Photomicrosensor (Transmissive) – EE-SX3081/-SX4081

Steven gave me a tip about how to deisgn the disc, especially considering how many transparent segments that would be needed. It would be smart to start with a minimum, and later increase if needed.

I then modelled the sensor in SolidWorks, and designed a disc. The disc modelled is only 15mm in diameter and the eight transparent segments are only 2mm in height and 1mm in width. It would be important to have consistency and accuracy in placement of the segments, so after talking with Richard about manufacturing techniques, I will try to produce the disc both with plywood and a laser cutter and with 3D printed PLA. After production we will test and decided which one gives the best result.

Next week I will continue working with the motor encoders together with Andreas. In addition I will work on a new design for the MicroMouse with smaller motors (we are removing the gear box on both motors).

Vendel

As everyone seemed to have things mostly under control this week, I focused still on the bits to follow the drag race, judging that there wouldn’t be much to gain by being an extra pair of eyes on the digital filters or the motor encoders. 
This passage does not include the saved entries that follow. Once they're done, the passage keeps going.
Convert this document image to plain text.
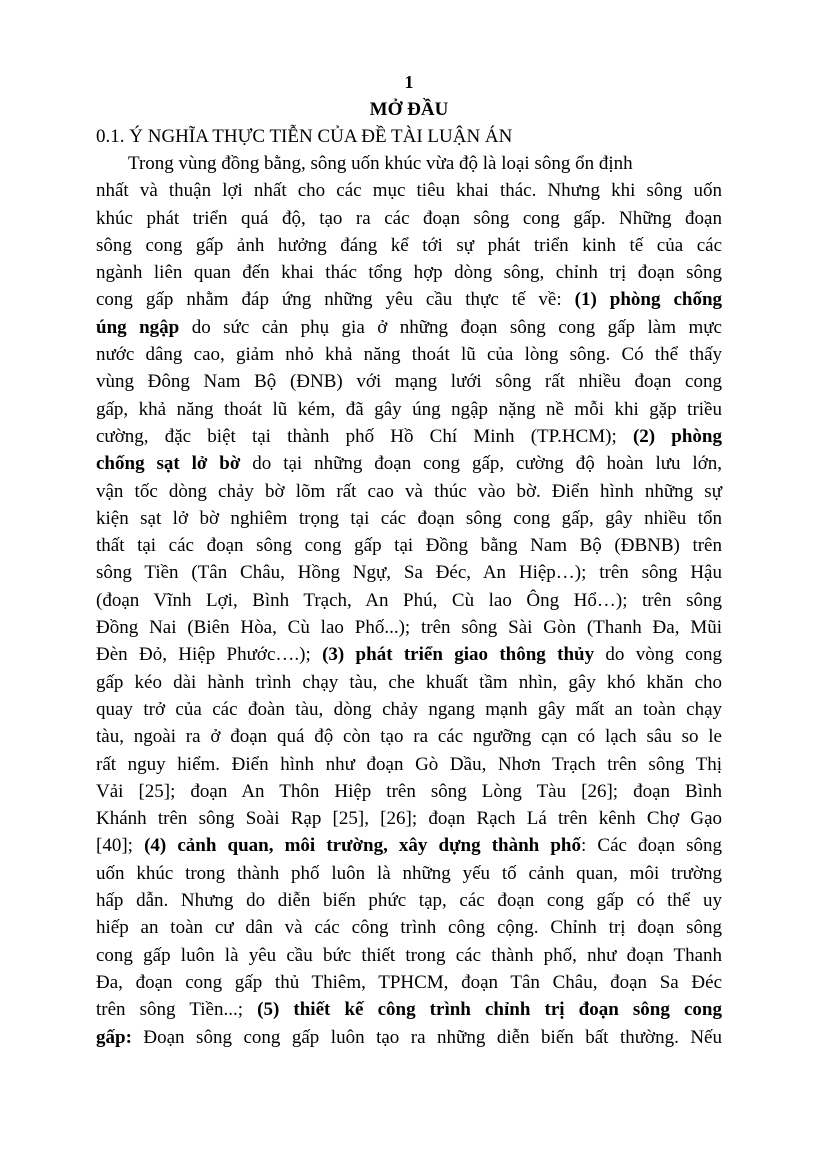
1
MỞ ĐẦU
0.1. Ý NGHĨA THỰC TIỄN CỦA ĐỀ TÀI LUẬN ÁN
Trong vùng đồng bằng, sông uốn khúc vừa độ là loại sông ổn định
nhất và thuận lợi nhất cho các mục tiêu khai thác. Nhưng khi sông uốn
khúc phát triển quá độ, tạo ra các đoạn sông cong gấp. Những đoạn
sông cong gấp ảnh hưởng đáng kể tới sự phát triển kinh tế của các
ngành liên quan đến khai thác tổng hợp dòng sông, chỉnh trị đoạn sông
cong gấp nhằm đáp ứng những yêu cầu thực tế về: (1) phòng chống
úng ngập do sức cản phụ gia ở những đoạn sông cong gấp làm mực
nước dâng cao, giảm nhỏ khả năng thoát lũ của lòng sông. Có thể thấy
vùng Đông Nam Bộ (ĐNB) với mạng lưới sông rất nhiều đoạn cong
gấp, khả năng thoát lũ kém, đã gây úng ngập nặng nề mỗi khi gặp triều
cường, đặc biệt tại thành phố Hồ Chí Minh (TP.HCM); (2) phòng
chống sạt lở bờ do tại những đoạn cong gấp, cường độ hoàn lưu lớn,
vận tốc dòng chảy bờ lõm rất cao và thúc vào bờ. Điển hình những sự
kiện sạt lở bờ nghiêm trọng tại các đoạn sông cong gấp, gây nhiều tổn
thất tại các đoạn sông cong gấp tại Đồng bằng Nam Bộ (ĐBNB) trên
sông Tiền (Tân Châu, Hồng Ngự, Sa Đéc, An Hiệp…); trên sông Hậu
(đoạn Vĩnh Lợi, Bình Trạch, An Phú, Cù lao Ông Hổ…); trên sông
Đồng Nai (Biên Hòa, Cù lao Phố...); trên sông Sài Gòn (Thanh Đa, Mũi
Đèn Đỏ, Hiệp Phước….); (3) phát triển giao thông thủy do vòng cong
gấp kéo dài hành trình chạy tàu, che khuất tầm nhìn, gây khó khăn cho
quay trở của các đoàn tàu, dòng chảy ngang mạnh gây mất an toàn chạy
tàu, ngoài ra ở đoạn quá độ còn tạo ra các ngưỡng cạn có lạch sâu so le
rất nguy hiểm. Điển hình như đoạn Gò Dầu, Nhơn Trạch trên sông Thị
Vải [25]; đoạn An Thôn Hiệp trên sông Lòng Tàu [26]; đoạn Bình
Khánh trên sông Soài Rạp [25], [26]; đoạn Rạch Lá trên kênh Chợ Gạo
[40]; (4) cảnh quan, môi trường, xây dựng thành phố: Các đoạn sông
uốn khúc trong thành phố luôn là những yếu tố cảnh quan, môi trường
hấp dẫn. Nhưng do diễn biến phức tạp, các đoạn cong gấp có thể uy
hiếp an toàn cư dân và các công trình công cộng. Chỉnh trị đoạn sông
cong gấp luôn là yêu cầu bức thiết trong các thành phố, như đoạn Thanh
Đa, đoạn cong gấp thủ Thiêm, TPHCM, đoạn Tân Châu, đoạn Sa Đéc
trên sông Tiền...; (5) thiết kế công trình chỉnh trị đoạn sông cong
gấp: Đoạn sông cong gấp luôn tạo ra những diễn biến bất thường. Nếu
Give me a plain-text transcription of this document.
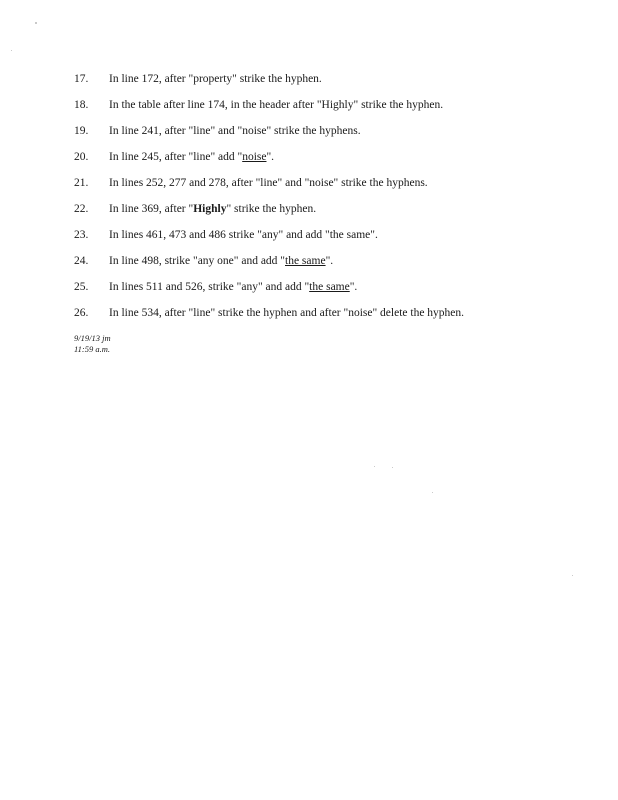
17.	In line 172, after "property" strike the hyphen.
18.	In the table after line 174, in the header after "Highly" strike the hyphen.
19.	In line 241, after "line" and "noise" strike the hyphens.
20.	In line 245, after "line" add "noise".
21.	In lines 252, 277 and 278, after "line" and "noise" strike the hyphens.
22.	In line 369, after "Highly" strike the hyphen.
23.	In lines 461, 473 and 486 strike "any" and add "the same".
24.	In line 498, strike "any one" and add "the same".
25.	In lines 511 and 526, strike "any" and add "the same".
26.	In line 534, after "line" strike the hyphen and after "noise" delete the hyphen.
9/19/13 jm
11:59 a.m.
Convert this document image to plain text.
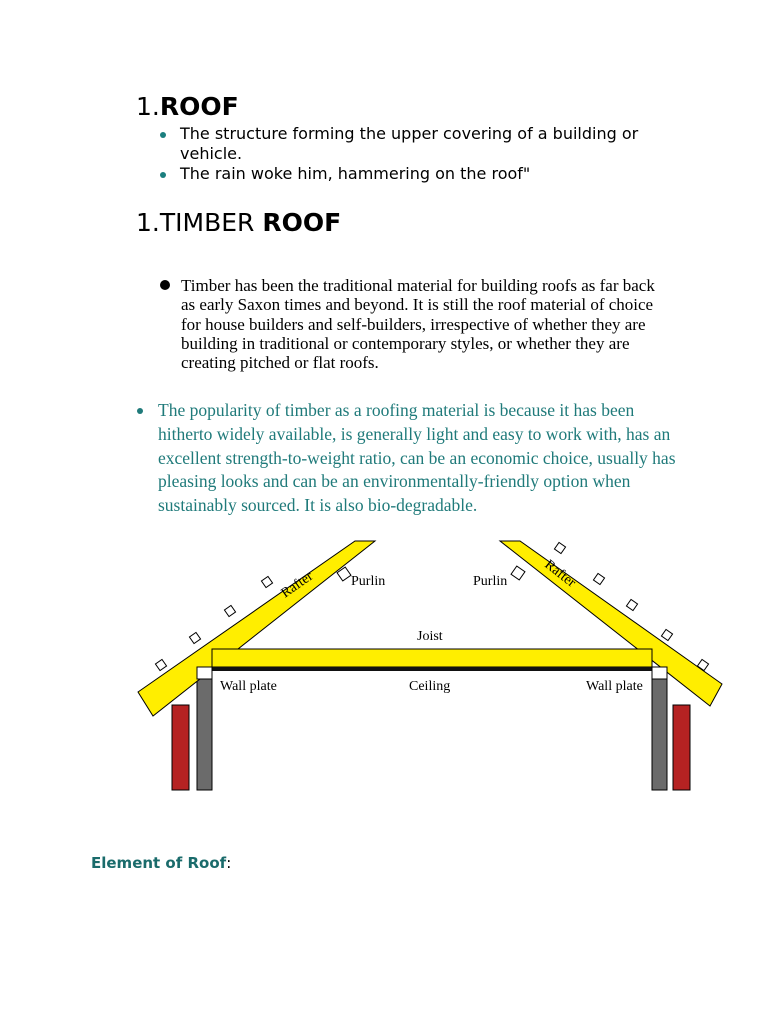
1.ROOF
The structure forming the upper covering of a building or vehicle.
The rain woke him, hammering on the roof"
1.TIMBER ROOF
Timber has been the traditional material for building roofs as far back as early Saxon times and beyond. It is still the roof material of choice for house builders and self-builders, irrespective of whether they are building in traditional or contemporary styles, or whether they are creating pitched or flat roofs.
The popularity of timber as a roofing material is because it has been hitherto widely available, is generally light and easy to work with, has an excellent strength-to-weight ratio, can be an economic choice, usually has pleasing looks and can be an environmentally-friendly option when sustainably sourced. It is also bio-degradable.
Rafter	Rafter
Purlin	Purlin
Joist
Ceiling
Wall plate	Wall plate
Element of Roof:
The mouse now can know that it exists, and that there are cells adjacent to it. I broke the code in multiple places trying to implement walls existing, but it has gone back to working again, now with walls, particularly walls preexisting along the perimeters of the maze. Turning the array three-dimensional to fit both the distance from the goal and the wall info broke the pretty display in the console print, but I guess we will just have to deal with that. It’s just a visual aid for us humans after all. 

This is the bottom row of the maze, “obviously”. Isn’t it beautiful! Or not. 

My reasoning was to use a four bit style encoding, one for each of the walls, giving me a number between 0 and 15 for each cell, representing whether or not it had a wall in the given orientation, zero being no walls, then in binary going from left to right: west, south, east and north. In Python this is done with integers, but the hope is to do this all the way down at the bit level in an optimal implementation, with the data of each cell fitting in 12bits, one byte for the distance from the goal(an integer up to 255), and a nibble for the wall data. Considering the space we have available on the Micro:Bit however, this isn’t a major concern. Could the map take less than a kilobyte of space? Sure, but with several megabytes of available space, making it work at all is far more important than making it fit in the smallest possible space. 

Deceptively simple, isn’t it? Hopefully it will stay that way, but there is plenty of code hidden behind the functions. Some of it I’m suspecting is needlessly complicated. 

But the long and short of it is that the map now has the capacity for walls, and I have outlined a filter to check for the walls being there or not, making both exploration and pathfinding possible.